Zadić entmachtet umstrittenen Justiz-Sektionschef Pilnacek

Christian Pilnacek
Ministerin Zadić will Sektion aufteilen, der langjährige Spitzenbeamte kann sich auf die Leitungsposten neu bewerben.

Ein Beamter, der von der Opposition durch die politische Manege gezerrt wird. So sehen ihn die einen. Ein Machtmensch, der Strafverfahren manipuliert. Das sagen die anderen.

Viel wurde über Christian Pilnacek, Sektionschef im Justizministerium, gesagt – besonders in den vergangenen Wochen: Sein Vertrag läuft Ende Mai aus.

Zuletzt poppten wiederholt alte Vorwürfe gegen ihn auf. Es lag der Verdacht nahe, dass Druck auf die grüne Justizministerin Alma Zadić aufgebaut werden sollte, damit sie seinen Vertrag nicht verlängert.
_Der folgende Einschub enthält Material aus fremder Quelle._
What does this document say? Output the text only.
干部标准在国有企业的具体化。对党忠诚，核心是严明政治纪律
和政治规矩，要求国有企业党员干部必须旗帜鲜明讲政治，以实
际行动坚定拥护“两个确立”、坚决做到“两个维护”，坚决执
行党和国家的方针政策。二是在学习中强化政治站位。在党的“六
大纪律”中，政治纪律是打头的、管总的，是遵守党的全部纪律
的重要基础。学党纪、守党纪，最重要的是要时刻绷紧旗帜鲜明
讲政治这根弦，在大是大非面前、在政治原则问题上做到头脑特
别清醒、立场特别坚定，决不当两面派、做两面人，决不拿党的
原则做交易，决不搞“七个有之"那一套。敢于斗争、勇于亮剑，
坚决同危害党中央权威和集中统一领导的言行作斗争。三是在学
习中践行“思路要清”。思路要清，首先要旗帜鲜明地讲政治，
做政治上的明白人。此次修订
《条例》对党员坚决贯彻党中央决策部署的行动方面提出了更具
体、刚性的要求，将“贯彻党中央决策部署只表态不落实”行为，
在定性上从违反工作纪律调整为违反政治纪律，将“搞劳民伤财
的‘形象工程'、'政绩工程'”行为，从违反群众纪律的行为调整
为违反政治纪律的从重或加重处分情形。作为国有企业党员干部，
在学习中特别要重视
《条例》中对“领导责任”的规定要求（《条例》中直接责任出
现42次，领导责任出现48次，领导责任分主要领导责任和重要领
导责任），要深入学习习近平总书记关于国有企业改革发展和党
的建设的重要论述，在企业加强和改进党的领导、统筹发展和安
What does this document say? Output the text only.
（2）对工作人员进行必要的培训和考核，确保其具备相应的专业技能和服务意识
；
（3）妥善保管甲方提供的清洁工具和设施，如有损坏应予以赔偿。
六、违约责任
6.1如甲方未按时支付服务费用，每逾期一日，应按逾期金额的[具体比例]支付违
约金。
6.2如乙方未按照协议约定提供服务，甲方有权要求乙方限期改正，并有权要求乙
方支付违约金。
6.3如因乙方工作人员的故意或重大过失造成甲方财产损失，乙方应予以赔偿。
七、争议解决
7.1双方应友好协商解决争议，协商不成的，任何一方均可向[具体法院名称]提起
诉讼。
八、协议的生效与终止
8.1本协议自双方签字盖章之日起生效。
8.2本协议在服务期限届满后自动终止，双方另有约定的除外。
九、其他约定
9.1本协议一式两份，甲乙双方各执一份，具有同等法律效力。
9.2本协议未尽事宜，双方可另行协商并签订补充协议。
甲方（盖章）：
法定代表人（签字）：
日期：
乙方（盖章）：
Die Opposition forderte offen seine Abberufung.

Am Dienstagabend verkündete die Justizministerin eine salomonische Entscheidung: Sie teilt seine Sektion auf. Pilnacek kann sich für die Leitungsposten neu bewerben.

Zadic leitet eine Initiative kontra Korruption in die Wege

Heikle Strafverfahren

Die Sektion IV besteht aus den Bereichen Legistik und Einzelstrafsachen. In der Legistik geht es um die Gestaltung von Gesetzen. Der Bereich Einzelstrafsachen beinhaltet die Fachaufsicht über die Staatsanwaltschaften.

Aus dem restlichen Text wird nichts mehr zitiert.